Non ci sarà quota 100 dopo il 2021. Il governo Draghi non rinnoverà la sperimentazione triennale voluta dalla maggioranza “giallo-verde” nel 2018 e a decorrere dal 2019. Tuttavia, il rinnovo di Opzione Donna per il 2022 dovrebbe esserci. Accade ormai così sin dal debutto di questa legge, voluta dall’allora ministro del Lavoro, Roberto Maroni, nel lontano 2004. Di anno in anno, ciascun governo calcia il barattolo per il semplice fatto che la misura costa poco, autofinanziandosi come vedremo.

Opzione Donna consente alle donne lavoratrici di andare in pensione a 58 anni di età (lavoratrici dipendenti) o 59 anni (lavoratrici autonome), purché in possesso di almeno 35 anni di contributi versati.

I requisiti devono essere stati maturati entro la fine dell’anno precedente alla richiesta. Tuttavia, l’assegno sarà liquidato totalmente con il metodo contributivo. A differenza del retributivo, che lega l’importo della pensione alla retribuzione media dell’ultimo periodo del lavoratore, qui il legame è con i contributi versati. Insomma, prendi ciò che hai versato. Chiaramente, il montante è rivalutato di anno in anno sulla base della crescita del PIL nominale nel quinquennio precedente.

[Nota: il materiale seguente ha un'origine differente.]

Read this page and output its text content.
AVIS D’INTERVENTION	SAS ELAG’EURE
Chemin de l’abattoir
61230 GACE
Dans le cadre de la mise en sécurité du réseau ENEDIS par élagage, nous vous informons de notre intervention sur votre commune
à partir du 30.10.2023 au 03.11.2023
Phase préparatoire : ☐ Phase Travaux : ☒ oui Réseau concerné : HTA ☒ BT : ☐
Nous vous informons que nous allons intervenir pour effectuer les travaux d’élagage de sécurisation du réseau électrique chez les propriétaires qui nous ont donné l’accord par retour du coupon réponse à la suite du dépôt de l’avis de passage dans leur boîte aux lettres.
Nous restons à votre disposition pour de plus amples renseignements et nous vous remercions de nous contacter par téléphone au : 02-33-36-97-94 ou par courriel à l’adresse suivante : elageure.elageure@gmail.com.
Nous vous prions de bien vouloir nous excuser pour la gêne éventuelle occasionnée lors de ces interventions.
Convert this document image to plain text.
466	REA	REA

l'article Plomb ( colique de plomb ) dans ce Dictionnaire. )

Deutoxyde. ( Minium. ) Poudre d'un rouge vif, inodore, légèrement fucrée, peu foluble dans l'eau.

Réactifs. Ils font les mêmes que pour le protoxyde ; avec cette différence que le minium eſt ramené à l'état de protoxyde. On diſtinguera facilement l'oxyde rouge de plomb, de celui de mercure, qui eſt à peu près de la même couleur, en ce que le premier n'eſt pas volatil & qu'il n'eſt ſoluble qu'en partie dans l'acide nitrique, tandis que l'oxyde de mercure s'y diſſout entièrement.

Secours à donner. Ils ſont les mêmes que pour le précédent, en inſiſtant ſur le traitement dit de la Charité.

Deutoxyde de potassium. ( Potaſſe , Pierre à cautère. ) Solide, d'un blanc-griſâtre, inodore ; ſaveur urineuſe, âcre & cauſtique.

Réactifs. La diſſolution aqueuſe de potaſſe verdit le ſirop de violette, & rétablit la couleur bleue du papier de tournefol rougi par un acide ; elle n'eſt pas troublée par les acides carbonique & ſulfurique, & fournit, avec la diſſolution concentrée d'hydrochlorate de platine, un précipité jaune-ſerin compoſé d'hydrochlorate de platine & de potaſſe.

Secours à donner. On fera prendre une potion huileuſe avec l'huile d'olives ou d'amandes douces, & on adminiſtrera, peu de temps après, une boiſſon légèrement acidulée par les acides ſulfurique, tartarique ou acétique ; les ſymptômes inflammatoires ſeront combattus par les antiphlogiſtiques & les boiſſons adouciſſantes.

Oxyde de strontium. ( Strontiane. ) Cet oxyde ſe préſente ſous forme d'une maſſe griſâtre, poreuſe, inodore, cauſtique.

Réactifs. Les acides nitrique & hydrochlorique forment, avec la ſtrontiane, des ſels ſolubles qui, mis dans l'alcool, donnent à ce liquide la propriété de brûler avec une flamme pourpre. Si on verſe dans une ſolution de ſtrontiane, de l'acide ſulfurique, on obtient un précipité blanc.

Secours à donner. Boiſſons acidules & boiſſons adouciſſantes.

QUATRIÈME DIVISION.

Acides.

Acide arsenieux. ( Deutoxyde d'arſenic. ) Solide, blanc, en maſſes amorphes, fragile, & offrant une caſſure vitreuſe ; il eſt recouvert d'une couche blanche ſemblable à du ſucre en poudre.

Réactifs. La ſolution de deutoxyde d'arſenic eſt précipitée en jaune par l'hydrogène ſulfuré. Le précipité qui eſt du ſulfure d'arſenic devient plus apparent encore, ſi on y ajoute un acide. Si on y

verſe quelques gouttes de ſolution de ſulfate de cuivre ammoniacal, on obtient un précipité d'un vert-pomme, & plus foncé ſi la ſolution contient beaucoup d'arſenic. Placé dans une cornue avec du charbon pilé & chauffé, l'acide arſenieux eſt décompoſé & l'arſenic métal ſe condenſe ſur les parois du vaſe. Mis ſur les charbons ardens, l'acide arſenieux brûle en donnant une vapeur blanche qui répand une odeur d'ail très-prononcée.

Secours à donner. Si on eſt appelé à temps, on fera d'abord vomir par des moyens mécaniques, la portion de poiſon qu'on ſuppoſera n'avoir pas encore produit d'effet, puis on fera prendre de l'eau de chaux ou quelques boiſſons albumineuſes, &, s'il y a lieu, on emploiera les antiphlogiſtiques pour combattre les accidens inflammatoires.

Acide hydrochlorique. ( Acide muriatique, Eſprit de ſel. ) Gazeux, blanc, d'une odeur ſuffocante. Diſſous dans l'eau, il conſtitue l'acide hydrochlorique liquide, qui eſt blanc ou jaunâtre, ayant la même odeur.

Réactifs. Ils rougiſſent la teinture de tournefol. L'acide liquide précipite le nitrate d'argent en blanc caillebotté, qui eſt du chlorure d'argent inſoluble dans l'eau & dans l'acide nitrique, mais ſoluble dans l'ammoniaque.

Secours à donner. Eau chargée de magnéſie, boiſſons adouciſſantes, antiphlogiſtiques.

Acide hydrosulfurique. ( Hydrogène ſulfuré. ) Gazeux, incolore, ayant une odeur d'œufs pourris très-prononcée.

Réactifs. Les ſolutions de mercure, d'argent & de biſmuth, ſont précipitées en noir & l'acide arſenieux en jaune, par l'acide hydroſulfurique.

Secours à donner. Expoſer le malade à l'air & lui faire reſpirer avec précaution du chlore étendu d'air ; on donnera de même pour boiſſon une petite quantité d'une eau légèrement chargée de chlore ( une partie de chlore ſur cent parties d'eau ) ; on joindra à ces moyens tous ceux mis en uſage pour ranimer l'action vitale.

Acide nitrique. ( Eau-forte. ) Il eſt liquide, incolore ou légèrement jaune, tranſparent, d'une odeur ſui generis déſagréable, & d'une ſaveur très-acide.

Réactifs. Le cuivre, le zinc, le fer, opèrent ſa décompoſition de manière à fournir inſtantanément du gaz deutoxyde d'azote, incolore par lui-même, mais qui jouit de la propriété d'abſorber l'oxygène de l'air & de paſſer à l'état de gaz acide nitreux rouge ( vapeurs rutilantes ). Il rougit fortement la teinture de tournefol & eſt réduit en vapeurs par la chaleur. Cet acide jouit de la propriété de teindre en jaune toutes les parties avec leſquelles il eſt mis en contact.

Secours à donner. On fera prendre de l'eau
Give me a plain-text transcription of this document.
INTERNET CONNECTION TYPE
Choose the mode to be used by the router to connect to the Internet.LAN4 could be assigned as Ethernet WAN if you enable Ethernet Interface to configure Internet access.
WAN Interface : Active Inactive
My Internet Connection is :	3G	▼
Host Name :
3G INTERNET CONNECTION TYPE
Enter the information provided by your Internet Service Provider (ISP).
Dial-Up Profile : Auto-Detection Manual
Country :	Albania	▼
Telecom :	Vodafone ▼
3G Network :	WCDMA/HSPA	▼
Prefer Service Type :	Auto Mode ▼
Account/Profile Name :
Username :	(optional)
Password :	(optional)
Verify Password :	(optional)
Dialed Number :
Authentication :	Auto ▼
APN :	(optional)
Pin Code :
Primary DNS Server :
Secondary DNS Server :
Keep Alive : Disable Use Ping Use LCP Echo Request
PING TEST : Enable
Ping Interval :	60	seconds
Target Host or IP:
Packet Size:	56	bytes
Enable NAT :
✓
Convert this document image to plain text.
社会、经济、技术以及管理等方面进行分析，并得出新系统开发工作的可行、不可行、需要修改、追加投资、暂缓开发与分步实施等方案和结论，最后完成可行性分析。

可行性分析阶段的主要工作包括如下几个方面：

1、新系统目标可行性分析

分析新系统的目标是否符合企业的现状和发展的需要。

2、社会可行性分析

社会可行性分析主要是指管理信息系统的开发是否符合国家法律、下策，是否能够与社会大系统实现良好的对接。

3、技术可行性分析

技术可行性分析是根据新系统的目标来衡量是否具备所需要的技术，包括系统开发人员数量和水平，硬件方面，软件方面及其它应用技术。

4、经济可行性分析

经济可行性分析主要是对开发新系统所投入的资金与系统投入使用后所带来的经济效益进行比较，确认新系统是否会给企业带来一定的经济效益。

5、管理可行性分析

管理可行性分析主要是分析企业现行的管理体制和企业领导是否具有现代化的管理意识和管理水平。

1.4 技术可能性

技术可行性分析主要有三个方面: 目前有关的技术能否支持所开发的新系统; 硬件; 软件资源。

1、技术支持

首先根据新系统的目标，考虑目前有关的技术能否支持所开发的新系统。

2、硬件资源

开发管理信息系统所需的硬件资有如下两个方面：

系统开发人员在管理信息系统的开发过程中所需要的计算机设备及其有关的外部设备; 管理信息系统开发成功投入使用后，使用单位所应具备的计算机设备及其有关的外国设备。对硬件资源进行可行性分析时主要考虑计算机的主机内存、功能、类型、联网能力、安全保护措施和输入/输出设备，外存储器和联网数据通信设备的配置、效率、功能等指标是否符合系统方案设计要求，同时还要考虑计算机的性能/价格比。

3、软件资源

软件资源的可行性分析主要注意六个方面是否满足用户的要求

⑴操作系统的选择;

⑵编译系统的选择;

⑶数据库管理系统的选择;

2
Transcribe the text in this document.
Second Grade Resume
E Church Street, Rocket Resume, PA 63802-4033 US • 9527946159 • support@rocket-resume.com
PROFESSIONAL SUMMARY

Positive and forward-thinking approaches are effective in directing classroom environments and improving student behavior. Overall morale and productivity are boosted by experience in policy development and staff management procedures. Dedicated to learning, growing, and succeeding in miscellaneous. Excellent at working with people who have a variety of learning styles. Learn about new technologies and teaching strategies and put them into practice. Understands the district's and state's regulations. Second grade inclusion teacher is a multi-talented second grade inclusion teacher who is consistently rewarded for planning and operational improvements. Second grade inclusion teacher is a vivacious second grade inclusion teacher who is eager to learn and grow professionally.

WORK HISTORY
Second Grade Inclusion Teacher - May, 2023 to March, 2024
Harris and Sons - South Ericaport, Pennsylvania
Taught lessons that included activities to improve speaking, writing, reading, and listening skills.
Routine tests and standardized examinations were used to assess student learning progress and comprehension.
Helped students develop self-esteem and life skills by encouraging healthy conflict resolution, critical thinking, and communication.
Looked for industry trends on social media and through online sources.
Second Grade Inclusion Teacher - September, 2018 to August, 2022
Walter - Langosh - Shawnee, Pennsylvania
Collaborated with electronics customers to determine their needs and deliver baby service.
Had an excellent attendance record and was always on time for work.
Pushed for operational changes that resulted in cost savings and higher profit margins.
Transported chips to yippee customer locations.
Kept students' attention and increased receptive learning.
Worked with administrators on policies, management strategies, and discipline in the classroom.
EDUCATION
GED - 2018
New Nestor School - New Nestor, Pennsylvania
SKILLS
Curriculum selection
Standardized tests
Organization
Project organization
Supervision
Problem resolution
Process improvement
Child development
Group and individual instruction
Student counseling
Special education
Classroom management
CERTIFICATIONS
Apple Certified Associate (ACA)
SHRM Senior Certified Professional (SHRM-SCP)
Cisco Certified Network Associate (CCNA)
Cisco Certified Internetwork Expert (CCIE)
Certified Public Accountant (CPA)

Il metodo contributivo risulta generalmente meno favorevole al lavoratore del retributivo. Nel caso di Opzione Donna, l’importo può arrivare ad essere fino al 30% in meno, stando alle stime. Le lavoratrici più colpite sono quelle che fino al 31 dicembre 1995 avevano maturato almeno 18 anni di contributi. Esse avrebbero diritto al calcolo retributivo per gli anni lavorati fino al 31 dicembre 2011. Tuttavia, optando per Opzione Donna l’importo dell’assegno è calcolato interamente con il contributivo.

Opzione Donna, cosa accade alle lavoratrici dal 2022

Se Opzione Donna fosse prorogata anche per il 2022, però, accade che le lavoratrici dipendenti che potranno beneficiare della misura dovranno avere compiuto 58 anni entro quest’anno. Le autonome 59. Questo significa che le prime dovrebbero essere nate non dopo il 1963 e le seconde non dopo il 1962. Ebbene, parliamo di persone che alla fine del 1995 avrebbero avuto rispettivamente minimo 32 e 33 anni, troppo pochi per avere maturato 18 anni di contributi.

A stento, ci arriverebbero le lavoratrici autonome nel caso in cui avessero iniziato a lavorare e versare contributi all’età di 15 anni e ininterrottamente fino alla metà degli anni Novanta.

Dunque, già a partire dall’anno prossimo verranno sostanzialmente meno coloro che risulterebbero le più danneggiate da Opzione Donna. Nessuna o quasi delle richiedenti avrebbe, infatti, ormai i requisiti per accedere al calcolo misto, con il metodo retributivo fino al 2011. A meno che per Opzione Donna non optassero lavoratrici di età superiore ai 58-59 anni di cui sopra. Ad esempio, una sessantenne che abbia maturato il requisito dei 35 anni di anzianità contributiva solo quest’anno. Ma parliamo di casi sporadici, anche perché molte di loro avrebbero titolo per accedere all’Ape Social con 63 anni di età. E l’assegno non sarebbe calcolato interamente con il contributivo.

In altri termini, più passano gli anni e più si accorciano le distanze tra l’assegno percepito da chi va in pensione con Opzione Donna e quello di chi ha maturato i requisiti per altre soluzioni. Certo, al di là dell’importo in sé bisogna tenere conto che si andrebbe in pensione fino a un massimo di 8-9 anni prima dell’età ufficiale e di 6-7 anni e 10 mesi rispetto alla pensione anticipata.